By reevaluating a fossil species, researchers have developed a new theory for the lemur colonization of Madagascar.  

Aug 22, 2018
Sukanya Charuchandra
The aye-aye (Daubentonia) of Madagascar, thought to have descended from primates that colonized the island approximately 20 million years ago  
DAVID HARING, dharing@duke.edu

Researchers have reanalyzed a Kenyan fossil dating from the early Miocene epoch (between 23 million and 16 million years ago) that has been considered a fruit bat by popular opinion. The scientists argue instead that it is a relative of an aye-aye, a Madagascan lemur. The team studied the teeth of the “bat,” Propotto leakeyi, and a 34-million-year-old Egyptian primate fossil, called Plesiopithecus teras, and found the two to be related. 

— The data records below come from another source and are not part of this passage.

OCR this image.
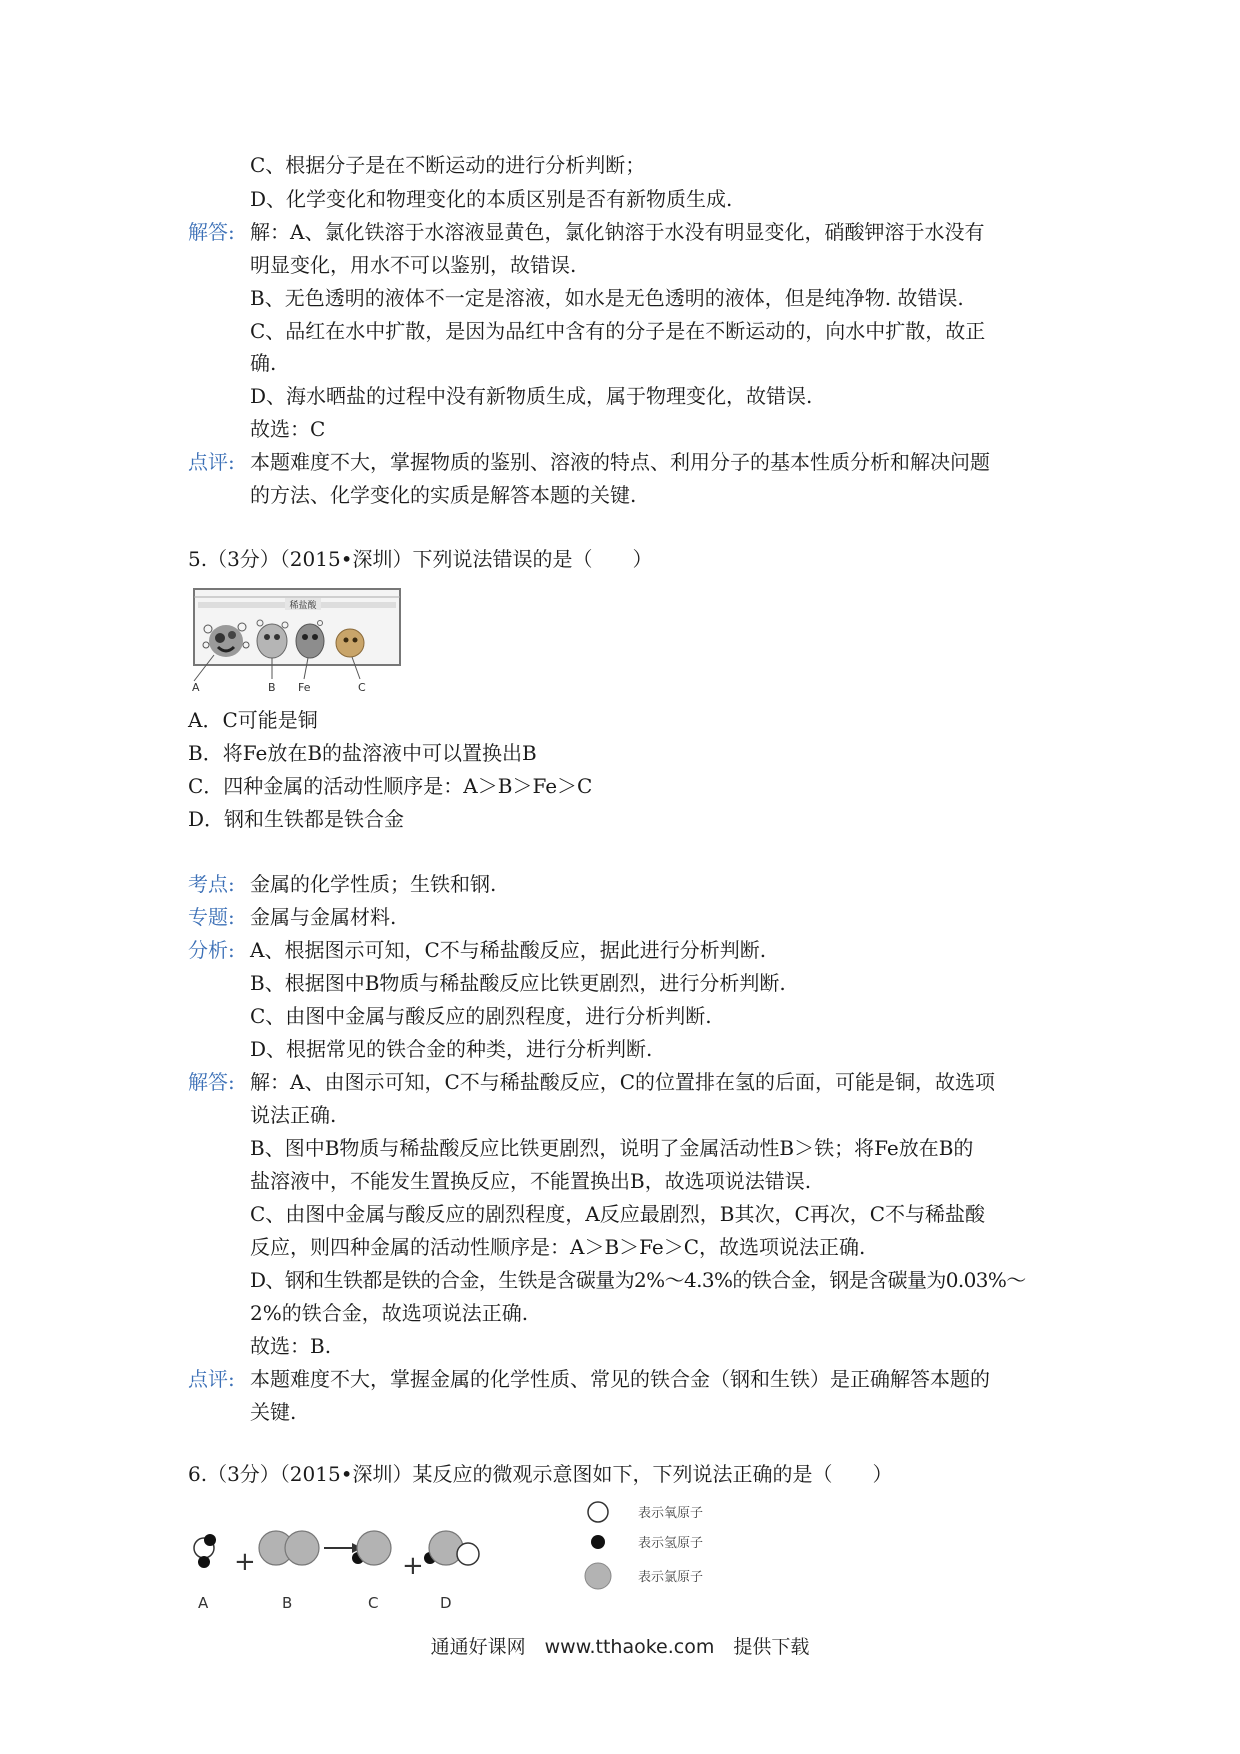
C、根据分子是在不断运动的进行分析判断；
D、化学变化和物理变化的本质区别是否有新物质生成.
解答: 解：A、氯化铁溶于水溶液显黄色，氯化钠溶于水没有明显变化，硝酸钾溶于水没有
明显变化，用水不可以鉴别，故错误.
B、无色透明的液体不一定是溶液，如水是无色透明的液体，但是纯净物. 故错误.
C、品红在水中扩散，是因为品红中含有的分子是在不断运动的，向水中扩散，故正
确.
D、海水晒盐的过程中没有新物质生成，属于物理变化，故错误.
故选：C
点评: 本题难度不大，掌握物质的鉴别、溶液的特点、利用分子的基本性质分析和解决问题
的方法、化学变化的实质是解答本题的关键.
5.（3分）（2015•深圳）下列说法错误的是（　　）
稀盐酸
A	B Fe	C
A．C可能是铜
B．将Fe放在B的盐溶液中可以置换出B
C．四种金属的活动性顺序是：A＞B＞Fe＞C
D．钢和生铁都是铁合金
考点: 金属的化学性质；生铁和钢.
专题: 金属与金属材料.
分析: A、根据图示可知，C不与稀盐酸反应，据此进行分析判断.
B、根据图中B物质与稀盐酸反应比铁更剧烈，进行分析判断.
C、由图中金属与酸反应的剧烈程度，进行分析判断.
D、根据常见的铁合金的种类，进行分析判断.
解答: 解：A、由图示可知，C不与稀盐酸反应，C的位置排在氢的后面，可能是铜，故选项
说法正确.
B、图中B物质与稀盐酸反应比铁更剧烈，说明了金属活动性B＞铁；将Fe放在B的
盐溶液中，不能发生置换反应，不能置换出B，故选项说法错误.
C、由图中金属与酸反应的剧烈程度，A反应最剧烈，B其次，C再次，C不与稀盐酸
反应，则四种金属的活动性顺序是：A＞B＞Fe＞C，故选项说法正确.
D、钢和生铁都是铁的合金，生铁是含碳量为2%～4.3%的铁合金，钢是含碳量为0.03%～
2%的铁合金，故选项说法正确.
故选：B.
点评: 本题难度不大，掌握金属的化学性质、常见的铁合金（钢和生铁）是正确解答本题的
关键.
6.（3分）（2015•深圳）某反应的微观示意图如下，下列说法正确的是（　　）
+	+
A	B	C	D
表示氧原子
表示氢原子
表示氯原子
通通好课网　www.tthaoke.com　提供下载
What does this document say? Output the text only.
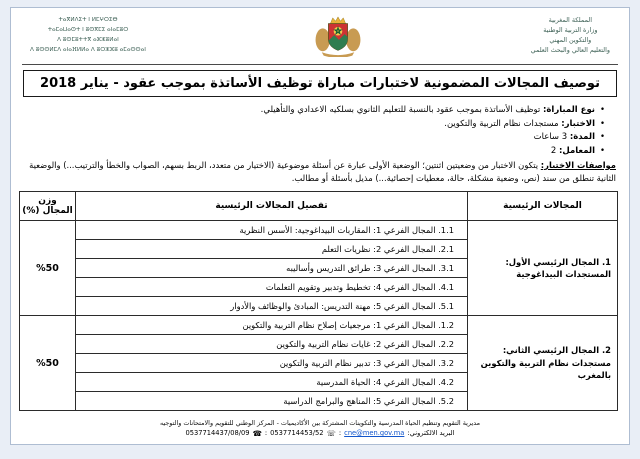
المملكة المغربية
وزارة التربية الوطنية
والتكوين المهني
والتعليم العالي والبحث العلمي
ⵜⴰⴳⵍⴷⵉⵜ ⵏ ⵍⵎⵖⵔⵉⴱ
ⵜⴰⵎⴰⵡⴰⵙⵜ ⵏ ⵓⵙⴳⵎⵉ ⴰⵏⴰⵎⵓⵔ
ⴷ ⵓⵙⵎⵓⵜⵜⴳ ⴰⵣⵣⵓⵍⴰⵏ
ⴷ ⵓⵙⵙⵍⵎⴷ ⴰⵏⴰⴼⵍⵍⴰ ⴷ ⵓⵔⵣⵣⵓ ⴰⵎⴰⵙⵙⴰⵏ
توصيف المجالات المضمونية لاختبارات مباراة توظيف الأساتذة بموجب عقود - يناير 2018
• نوع المباراة: توظيف الأساتذة بموجب عقود بالنسبة للتعليم الثانوي بسلكيه الاعدادي والتأهيلي.
• الاختبار: مستجدات نظام التربية والتكوين.
• المدة: 3 ساعات
• المعامل: 2

مواصفات الاختبار: يتكون الاختبار من وضعيتين اثنتين؛ الوضعية الأولى عبارة عن أسئلة موضوعية (الاختيار من متعدد، الربط بسهم، الصواب والخطأ والترتيب...) والوضعية الثانية تنطلق من سند (نص، وضعية مشكلة، حالة، معطيات إحصائية...) مذيل بأسئلة أو مطالب.

المجالات الرئيسية	تفصيل المجالات الرئيسية	وزن المجال (%)

1. المجال الرئيسي الأول:
المستجدات البيداغوجية	1.1. المجال الفرعي 1: المقاربات البيداغوجية: الأسس النظرية	%50
	2.1. المجال الفرعي 2: نظريات التعلم	
	3.1. المجال الفرعي 3: طرائق التدريس وأساليبه	
	4.1. المجال الفرعي 4: تخطيط وتدبير وتقويم التعلمات	
	5.1. المجال الفرعي 5: مهنة التدريس: المبادئ والوظائف والأدوار	

2. المجال الرئيسي الثاني:
مستجدات نظام التربية والتكوين بالمغرب	1.2. المجال الفرعي 1: مرجعيات إصلاح نظام التربية والتكوين	%50
	2.2. المجال الفرعي 2: غايات نظام التربية والتكوين	
	3.2. المجال الفرعي 3: تدبير نظام التربية والتكوين	
	4.2. المجال الفرعي 4: الحياة المدرسية	
	5.2. المجال الفرعي 5: المناهج والبرامج الدراسية	
مديرية التقويم وتنظيم الحياة المدرسية والتكوينات المشتركة بين الأكاديميات - المركز الوطني للتقويم والامتحانات والتوجيه
البريد الالكتروني:
cne@men.gov.ma
:
☏
0537714453/52
:
☎
0537714437/08/09
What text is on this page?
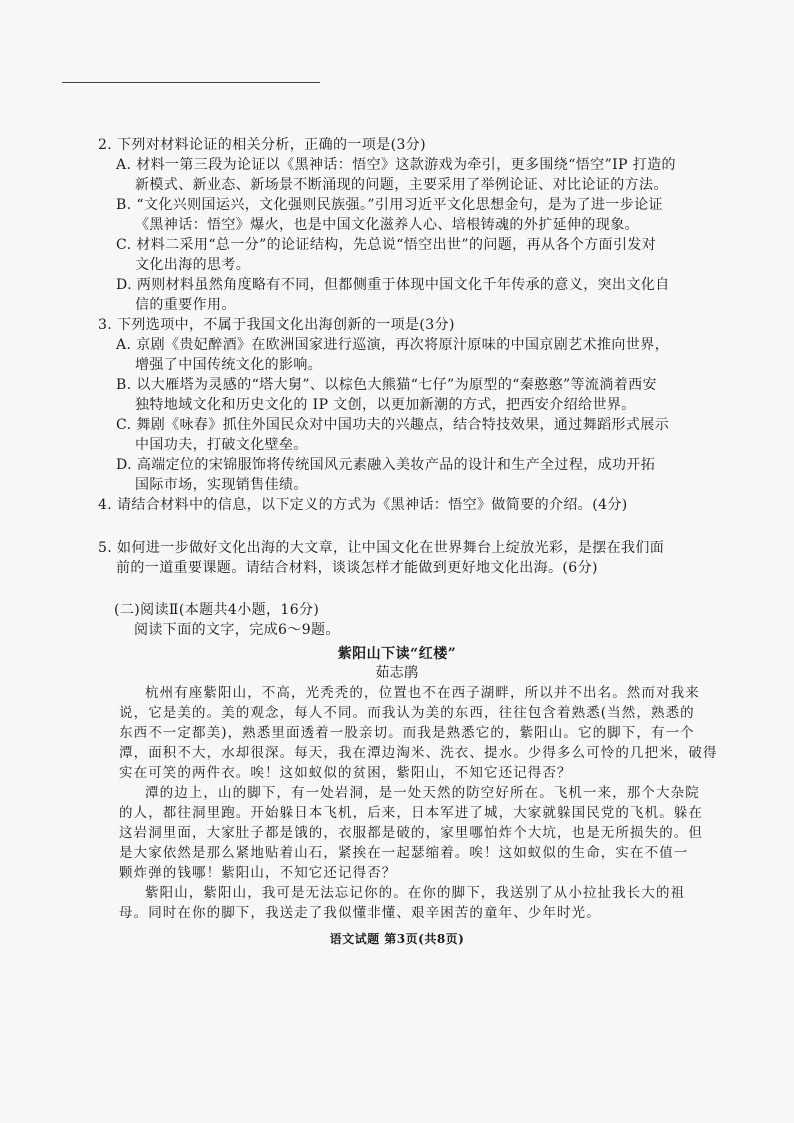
2. 下列对材料论证的相关分析，正确的一项是(3分)
A. 材料一第三段为论证以《黑神话：悟空》这款游戏为牵引，更多围绕“悟空”IP 打造的
新模式、新业态、新场景不断涌现的问题，主要采用了举例论证、对比论证的方法。
B. “文化兴则国运兴，文化强则民族强。”引用习近平文化思想金句，是为了进一步论证
《黑神话：悟空》爆火，也是中国文化滋养人心、培根铸魂的外扩延伸的现象。
C. 材料二采用“总一分”的论证结构，先总说“悟空出世”的问题，再从各个方面引发对
文化出海的思考。
D. 两则材料虽然角度略有不同，但都侧重于体现中国文化千年传承的意义，突出文化自
信的重要作用。
3. 下列选项中，不属于我国文化出海创新的一项是(3分)
A. 京剧《贵妃醉酒》在欧洲国家进行巡演，再次将原汁原味的中国京剧艺术推向世界，
增强了中国传统文化的影响。
B. 以大雁塔为灵感的“塔大舅”、以棕色大熊猫“七仔”为原型的“秦憨憨”等流淌着西安
独特地域文化和历史文化的 IP 文创，以更加新潮的方式，把西安介绍给世界。
C. 舞剧《咏春》抓住外国民众对中国功夫的兴趣点，结合特技效果，通过舞蹈形式展示
中国功夫，打破文化壁垒。
D. 高端定位的宋锦服饰将传统国风元素融入美妆产品的设计和生产全过程，成功开拓
国际市场，实现销售佳绩。
4. 请结合材料中的信息，以下定义的方式为《黑神话：悟空》做简要的介绍。(4分)
5. 如何进一步做好文化出海的大文章，让中国文化在世界舞台上绽放光彩，是摆在我们面
前的一道重要课题。请结合材料，谈谈怎样才能做到更好地文化出海。(6分)
(二)阅读Ⅱ(本题共4小题，16分)
阅读下面的文字，完成6～9题。
紫阳山下读“红楼”
茹志鹃
杭州有座紫阳山，不高，光秃秃的，位置也不在西子湖畔，所以并不出名。然而对我来
说，它是美的。美的观念，每人不同。而我认为美的东西，往往包含着熟悉(当然，熟悉的
东西不一定都美)，熟悉里面透着一股亲切。而我是熟悉它的，紫阳山。它的脚下，有一个
潭，面积不大，水却很深。每天，我在潭边淘米、洗衣、提水。少得多么可怜的几把米，破得
实在可笑的两件衣。唉！这如蚁似的贫困，紫阳山，不知它还记得否？
潭的边上，山的脚下，有一处岩洞，是一处天然的防空好所在。飞机一来，那个大杂院
的人，都往洞里跑。开始躲日本飞机，后来，日本军进了城，大家就躲国民党的飞机。躲在
这岩洞里面，大家肚子都是饿的，衣服都是破的，家里哪怕炸个大坑，也是无所损失的。但
是大家依然是那么紧地贴着山石，紧挨在一起瑟缩着。唉！这如蚁似的生命，实在不值一
颗炸弹的钱哪！紫阳山，不知它还记得否？
紫阳山，紫阳山，我可是无法忘记你的。在你的脚下，我送别了从小拉扯我长大的祖
母。同时在你的脚下，我送走了我似懂非懂、艰辛困苦的童年、少年时光。
语文试题 第3页(共8页)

Historically, researchers have believed that lemurs colonized Madagascar more than 50 million years ago. Given this new evidence published yesterday (August 21) in Nature Communications, the researchers propose the aye-ayes and other lemurs of Madagascar may have crossed over from Africa in two separate waves—one 20 million years ago and the other 50 million years ago. 

G.F. Gunnell et al., “Fossil lemurs from Egypt and Kenya suggest an African origin for Madagascar’s aye-aye,” Nat Commun, doi:10.1038/s41467-018-05648-w, 2018.